Panelists Dr. Marc Chetta and Dr. Hannah Benge of the Division of Health Sciences, Dr. Valerie Peterson of the Division of Nursing, and Dr. Ted Miller of the Division of Biblical Studies and Theology answered a variety of student-submitted questions. While each question was addressed to a specific panelist, other members of the panel were given opportunities to share their thoughts on each topic as well.
Junior communication disorders major and HSA member Kaylee Dreese said the biblical insight she received from attending the panel will help her in the future since she expects to go to a secular grad school. “I really appreciate having Christian professors right now [who are] able to give us a biblical worldview on topics like transgenderism,” Dreese said.
Freshman biblical counseling major RuthAnn Mezzullo said the discussion served as a reminder of how Christians should reach out to others. “Always be willing to minister to people of different walks of life, especially somebody who may be thinking of transitioning or may already have transitioned,” Mezzullo said. “[It is important to be] able to show these people that they are created in the image of God.”
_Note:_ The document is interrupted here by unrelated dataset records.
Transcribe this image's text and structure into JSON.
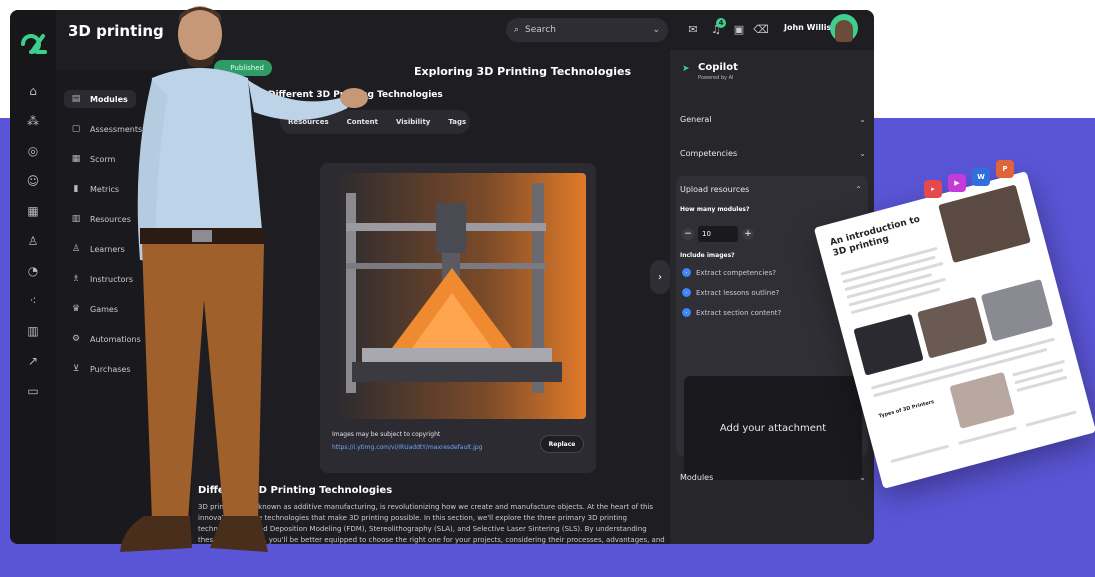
{
  "app": {
    "title": "3D printing",
    "search_placeholder": "Search",
    "notification_count": "4",
    "user_name": "John Willis"
  },
  "nav": {
    "items": [
      {
        "label": "Modules",
        "icon": "modules-icon"
      },
      {
        "label": "Assessments",
        "icon": "assessments-icon"
      },
      {
        "label": "Scorm",
        "icon": "table-icon"
      },
      {
        "label": "Metrics",
        "icon": "metrics-icon"
      },
      {
        "label": "Resources",
        "icon": "library-icon"
      },
      {
        "label": "Learners",
        "icon": "learner-icon"
      },
      {
        "label": "Instructors",
        "icon": "instructor-icon"
      },
      {
        "label": "Games",
        "icon": "trophy-icon"
      },
      {
        "label": "Automations",
        "icon": "automation-icon"
      },
      {
        "label": "Purchases",
        "icon": "cart-icon"
      }
    ]
  },
  "main": {
    "status_label": "Published",
    "course_title": "Exploring 3D Printing Technologies",
    "module_title": "Different 3D Printing Technologies",
    "tabs": [
      "Resources",
      "Content",
      "Visibility",
      "Tags"
    ],
    "image_note": "Images may be subject to copyright",
    "image_link": "https://i.ytimg.com/vi/IRUaddtY/maxresdefault.jpg",
    "replace_label": "Replace",
    "section_heading": "Different 3D Printing Technologies",
    "section_body": "3D printing, also known as additive manufacturing, is revolutionizing how we create and manufacture objects. At the heart of this innovation are the technologies that make 3D printing possible. In this section, we'll explore the three primary 3D printing technologies: Fused Deposition Modeling (FDM), Stereolithography (SLA), and Selective Laser Sintering (SLS). By understanding these technologies, you'll be better equipped to choose the right one for your projects, considering their processes, advantages, and limitations."
  },
  "copilot": {
    "title": "Copilot",
    "subtitle": "Powered by AI",
    "sections": [
      "General",
      "Competencies",
      "Upload resources",
      "Modules"
    ],
    "modules_question": "How many modules?",
    "modules_value": "10",
    "images_question": "Include images?",
    "options": [
      "Extract competencies?",
      "Extract lessons outline?",
      "Extract section content?"
    ],
    "attachment_label": "Add your attachment"
  },
  "document": {
    "title": "An introduction to 3D printing",
    "subheading": "Types of 3D Printers"
  },
  "file_badges": [
    {
      "icon": "pdf-file-icon",
      "color": "#e5484d"
    },
    {
      "icon": "video-file-icon",
      "color": "#c53ad8"
    },
    {
      "icon": "word-file-icon",
      "color": "#2f6fe0",
      "letter": "W"
    },
    {
      "icon": "powerpoint-file-icon",
      "color": "#e0643a",
      "letter": "P"
    }
  ],
  "colors": {
    "accent_green": "#3ecf8e",
    "brand_purple": "#5a55d6",
    "link_blue": "#6fa7ff",
    "app_bg": "#1e1e22"
  }
}
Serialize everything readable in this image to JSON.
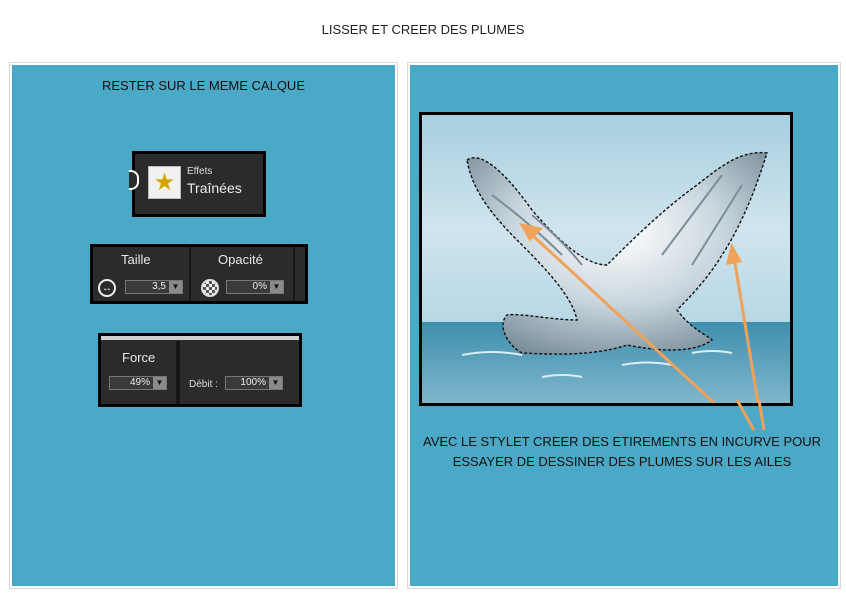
{
  "title": "LISSER ET CREER DES PLUMES",
  "left_panel": {
    "caption": "RESTER SUR LE MEME CALQUE",
    "effets_widget": {
      "small_label": "Effets",
      "big_label": "Traînées",
      "icon": "star-icon"
    },
    "taille_widget": {
      "taille_label": "Taille",
      "taille_value": "3,5",
      "opacite_label": "Opacité",
      "opacite_value": "0%",
      "icons": [
        "resize-arrows-icon",
        "checkerboard-icon"
      ]
    },
    "force_widget": {
      "force_label": "Force",
      "force_value": "49%",
      "debit_label": "Débit :",
      "debit_value": "100%"
    }
  },
  "right_panel": {
    "caption_line1": "AVEC LE STYLET CREER DES ETIREMENTS  EN INCURVE POUR",
    "caption_line2": "ESSAYER DE DESSINER DES PLUMES SUR LES AILES"
  },
  "colors": {
    "panel": "#4aa9c7",
    "widget_bg": "#2b2b2b",
    "arrow": "#f0a25a",
    "sea": "#3f8fae"
  }
}
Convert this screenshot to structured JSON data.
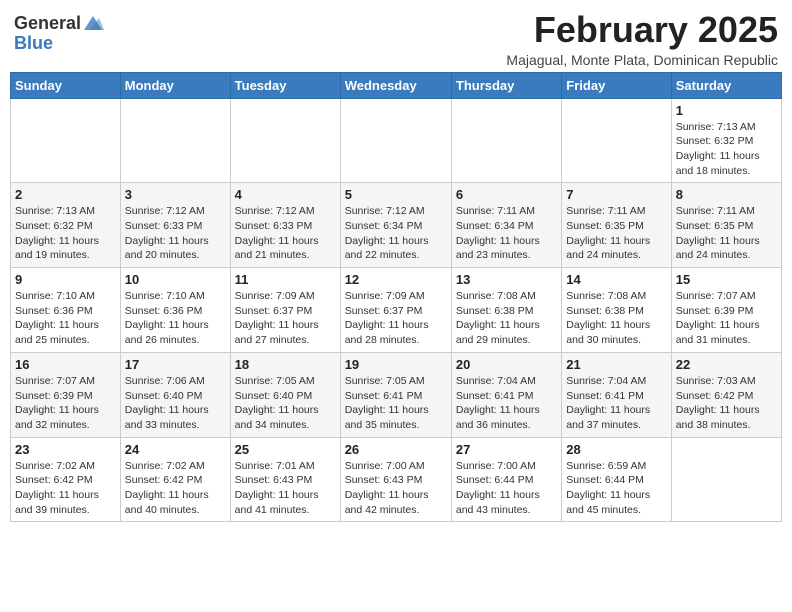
{
  "header": {
    "logo_general": "General",
    "logo_blue": "Blue",
    "month_year": "February 2025",
    "location": "Majagual, Monte Plata, Dominican Republic"
  },
  "days_of_week": [
    "Sunday",
    "Monday",
    "Tuesday",
    "Wednesday",
    "Thursday",
    "Friday",
    "Saturday"
  ],
  "weeks": [
    [
      {
        "day": "",
        "info": ""
      },
      {
        "day": "",
        "info": ""
      },
      {
        "day": "",
        "info": ""
      },
      {
        "day": "",
        "info": ""
      },
      {
        "day": "",
        "info": ""
      },
      {
        "day": "",
        "info": ""
      },
      {
        "day": "1",
        "info": "Sunrise: 7:13 AM\nSunset: 6:32 PM\nDaylight: 11 hours\nand 18 minutes."
      }
    ],
    [
      {
        "day": "2",
        "info": "Sunrise: 7:13 AM\nSunset: 6:32 PM\nDaylight: 11 hours\nand 19 minutes."
      },
      {
        "day": "3",
        "info": "Sunrise: 7:12 AM\nSunset: 6:33 PM\nDaylight: 11 hours\nand 20 minutes."
      },
      {
        "day": "4",
        "info": "Sunrise: 7:12 AM\nSunset: 6:33 PM\nDaylight: 11 hours\nand 21 minutes."
      },
      {
        "day": "5",
        "info": "Sunrise: 7:12 AM\nSunset: 6:34 PM\nDaylight: 11 hours\nand 22 minutes."
      },
      {
        "day": "6",
        "info": "Sunrise: 7:11 AM\nSunset: 6:34 PM\nDaylight: 11 hours\nand 23 minutes."
      },
      {
        "day": "7",
        "info": "Sunrise: 7:11 AM\nSunset: 6:35 PM\nDaylight: 11 hours\nand 24 minutes."
      },
      {
        "day": "8",
        "info": "Sunrise: 7:11 AM\nSunset: 6:35 PM\nDaylight: 11 hours\nand 24 minutes."
      }
    ],
    [
      {
        "day": "9",
        "info": "Sunrise: 7:10 AM\nSunset: 6:36 PM\nDaylight: 11 hours\nand 25 minutes."
      },
      {
        "day": "10",
        "info": "Sunrise: 7:10 AM\nSunset: 6:36 PM\nDaylight: 11 hours\nand 26 minutes."
      },
      {
        "day": "11",
        "info": "Sunrise: 7:09 AM\nSunset: 6:37 PM\nDaylight: 11 hours\nand 27 minutes."
      },
      {
        "day": "12",
        "info": "Sunrise: 7:09 AM\nSunset: 6:37 PM\nDaylight: 11 hours\nand 28 minutes."
      },
      {
        "day": "13",
        "info": "Sunrise: 7:08 AM\nSunset: 6:38 PM\nDaylight: 11 hours\nand 29 minutes."
      },
      {
        "day": "14",
        "info": "Sunrise: 7:08 AM\nSunset: 6:38 PM\nDaylight: 11 hours\nand 30 minutes."
      },
      {
        "day": "15",
        "info": "Sunrise: 7:07 AM\nSunset: 6:39 PM\nDaylight: 11 hours\nand 31 minutes."
      }
    ],
    [
      {
        "day": "16",
        "info": "Sunrise: 7:07 AM\nSunset: 6:39 PM\nDaylight: 11 hours\nand 32 minutes."
      },
      {
        "day": "17",
        "info": "Sunrise: 7:06 AM\nSunset: 6:40 PM\nDaylight: 11 hours\nand 33 minutes."
      },
      {
        "day": "18",
        "info": "Sunrise: 7:05 AM\nSunset: 6:40 PM\nDaylight: 11 hours\nand 34 minutes."
      },
      {
        "day": "19",
        "info": "Sunrise: 7:05 AM\nSunset: 6:41 PM\nDaylight: 11 hours\nand 35 minutes."
      },
      {
        "day": "20",
        "info": "Sunrise: 7:04 AM\nSunset: 6:41 PM\nDaylight: 11 hours\nand 36 minutes."
      },
      {
        "day": "21",
        "info": "Sunrise: 7:04 AM\nSunset: 6:41 PM\nDaylight: 11 hours\nand 37 minutes."
      },
      {
        "day": "22",
        "info": "Sunrise: 7:03 AM\nSunset: 6:42 PM\nDaylight: 11 hours\nand 38 minutes."
      }
    ],
    [
      {
        "day": "23",
        "info": "Sunrise: 7:02 AM\nSunset: 6:42 PM\nDaylight: 11 hours\nand 39 minutes."
      },
      {
        "day": "24",
        "info": "Sunrise: 7:02 AM\nSunset: 6:42 PM\nDaylight: 11 hours\nand 40 minutes."
      },
      {
        "day": "25",
        "info": "Sunrise: 7:01 AM\nSunset: 6:43 PM\nDaylight: 11 hours\nand 41 minutes."
      },
      {
        "day": "26",
        "info": "Sunrise: 7:00 AM\nSunset: 6:43 PM\nDaylight: 11 hours\nand 42 minutes."
      },
      {
        "day": "27",
        "info": "Sunrise: 7:00 AM\nSunset: 6:44 PM\nDaylight: 11 hours\nand 43 minutes."
      },
      {
        "day": "28",
        "info": "Sunrise: 6:59 AM\nSunset: 6:44 PM\nDaylight: 11 hours\nand 45 minutes."
      },
      {
        "day": "",
        "info": ""
      }
    ]
  ]
}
Miller addressed why transgenderism is a sin biblically. “God measures culpability of a sin by intent and knowledge,” Miller said. “Anybody participating in [transgenderism] on any level is going to be culpable for this, for the ideas and thoughts in their minds, or the actions that they flow out of.”
Chetta also specified that intersex is not a proper term for ambiguous gender at birth and that 99.98% of the time genetics are correct, implying this doesn’t excuse transgenderism.
Benge, being a speech-language pathologist herself, discussed whether it would be wrong for a speech-language pathologist to help someone retrain their voice to reflect the gender they wished to transition into. Benge said some people view this as a quality of life issue but that long-term effects must be considered. “Changing to try to sound like what the anatomy is not wired for will lead to harm and misuse and potential loss of voice,” Benge said.
Peterson answered questions relating to issues nurses may face when treating transgender patients. Peterson said when deciding what pronoun to address a patient by, calling the patient by their first name is safe. This shows respect while not violating one’s own conscience.
Regarding ethical decision-making, Peterson said, “Our professional code of ethics actually says in provision five that we have the right to care for ourselves and that we should not have to compromise our standards of practice or personal integrity.”
Chetta also gave insight regarding transgenderism in the medical field. When given questions on what defines gender, including beyond physicality, Chetta said, “The scientific truth is that sex is not assigned at birth. Sex is determined at conception.”